I think it is great idea to pass some good initial pipelines. There are a related issue #296 but we did not implement in a ideal way (there was a related PR #502 but we revoked changes there). Any contributions are welcome for this new features.

hanshupe commented 4 years ago

Is a possible reason for "_pre_test decorator: _random_mutation_operator: num_test=0 Found array with 0 feature(s) (shape=(50, 0)) while a minimum of 1 is required by RobustScaler." that due to some feature selection hyperparameter 0 features are passed to the next step? I will try to change the minimum threshold, maybe that helps.

So if a pipeline is detected as invalid, is still kept in the population with a low score? In my case it looks like 80% of the pipeline is full of invalid pipelines sometimes, ideally they should not propagate through so many generations.

weixuanfu commented 4 years ago

Is a possible reason for "_pre_test decorator: _random_mutation_operator: num_test=0 Found array with 0 feature(s) (shape=(50, 0)) while a minimum of 1 is required by RobustScaler." that due to some feature selection hyperparameter 0 features are passed to the next step? I will try to change the minimum threshold, maybe that helps.

Yes, I think so. Changing the configuration of those feature selection operator may help.

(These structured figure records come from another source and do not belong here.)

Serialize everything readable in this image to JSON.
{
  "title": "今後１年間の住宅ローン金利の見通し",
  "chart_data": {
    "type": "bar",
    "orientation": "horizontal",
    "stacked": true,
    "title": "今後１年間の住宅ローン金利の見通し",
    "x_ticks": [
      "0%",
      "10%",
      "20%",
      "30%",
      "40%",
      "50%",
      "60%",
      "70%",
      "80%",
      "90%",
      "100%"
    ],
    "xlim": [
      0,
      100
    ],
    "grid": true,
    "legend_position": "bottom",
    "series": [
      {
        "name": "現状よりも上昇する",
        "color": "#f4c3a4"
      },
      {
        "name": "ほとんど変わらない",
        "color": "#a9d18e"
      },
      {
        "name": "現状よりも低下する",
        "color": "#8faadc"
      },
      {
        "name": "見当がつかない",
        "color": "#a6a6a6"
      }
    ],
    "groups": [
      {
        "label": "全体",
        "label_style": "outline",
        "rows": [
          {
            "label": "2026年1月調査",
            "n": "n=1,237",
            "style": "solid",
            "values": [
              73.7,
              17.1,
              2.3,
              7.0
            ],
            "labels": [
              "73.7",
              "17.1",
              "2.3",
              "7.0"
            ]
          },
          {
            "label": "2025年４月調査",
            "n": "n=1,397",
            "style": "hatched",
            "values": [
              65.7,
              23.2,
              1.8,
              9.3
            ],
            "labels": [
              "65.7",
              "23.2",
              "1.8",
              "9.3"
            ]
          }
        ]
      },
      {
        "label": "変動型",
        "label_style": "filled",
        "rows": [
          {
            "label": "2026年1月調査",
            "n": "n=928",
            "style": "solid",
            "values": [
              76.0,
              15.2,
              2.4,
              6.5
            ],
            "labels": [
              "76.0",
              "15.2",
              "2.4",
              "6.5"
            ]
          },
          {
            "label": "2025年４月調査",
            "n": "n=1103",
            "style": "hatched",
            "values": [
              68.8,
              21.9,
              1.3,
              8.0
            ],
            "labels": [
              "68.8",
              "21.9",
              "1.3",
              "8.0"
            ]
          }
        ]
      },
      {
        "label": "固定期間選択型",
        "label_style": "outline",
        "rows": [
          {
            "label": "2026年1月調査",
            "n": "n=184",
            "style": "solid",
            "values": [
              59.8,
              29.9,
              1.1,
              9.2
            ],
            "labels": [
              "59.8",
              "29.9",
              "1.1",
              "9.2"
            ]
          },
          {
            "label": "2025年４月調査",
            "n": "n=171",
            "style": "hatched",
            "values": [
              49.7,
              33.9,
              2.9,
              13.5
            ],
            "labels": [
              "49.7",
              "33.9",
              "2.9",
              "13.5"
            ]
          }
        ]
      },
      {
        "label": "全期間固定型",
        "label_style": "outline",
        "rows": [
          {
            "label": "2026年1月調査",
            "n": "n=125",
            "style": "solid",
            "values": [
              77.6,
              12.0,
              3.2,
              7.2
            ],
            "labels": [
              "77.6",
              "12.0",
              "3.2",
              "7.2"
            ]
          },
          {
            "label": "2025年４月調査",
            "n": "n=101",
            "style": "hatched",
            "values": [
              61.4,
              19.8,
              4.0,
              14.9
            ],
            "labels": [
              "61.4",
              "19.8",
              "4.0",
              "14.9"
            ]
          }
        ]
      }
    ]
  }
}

So if a pipeline is detected as invalid, is still kept in the population with a low score? In my case it looks like 80% of the pipeline is full of invalid pipelines sometimes, ideally they should not propagate through so many generations.

The invalid pipelines tested in _pre_test decorator should not pass to population unless the newly-generated pipelines from one alteration in GP (crossover or mutation or randomly initial generation) failed ten times in _pre_test. So the population should not have those invalid pipelines in most of cases.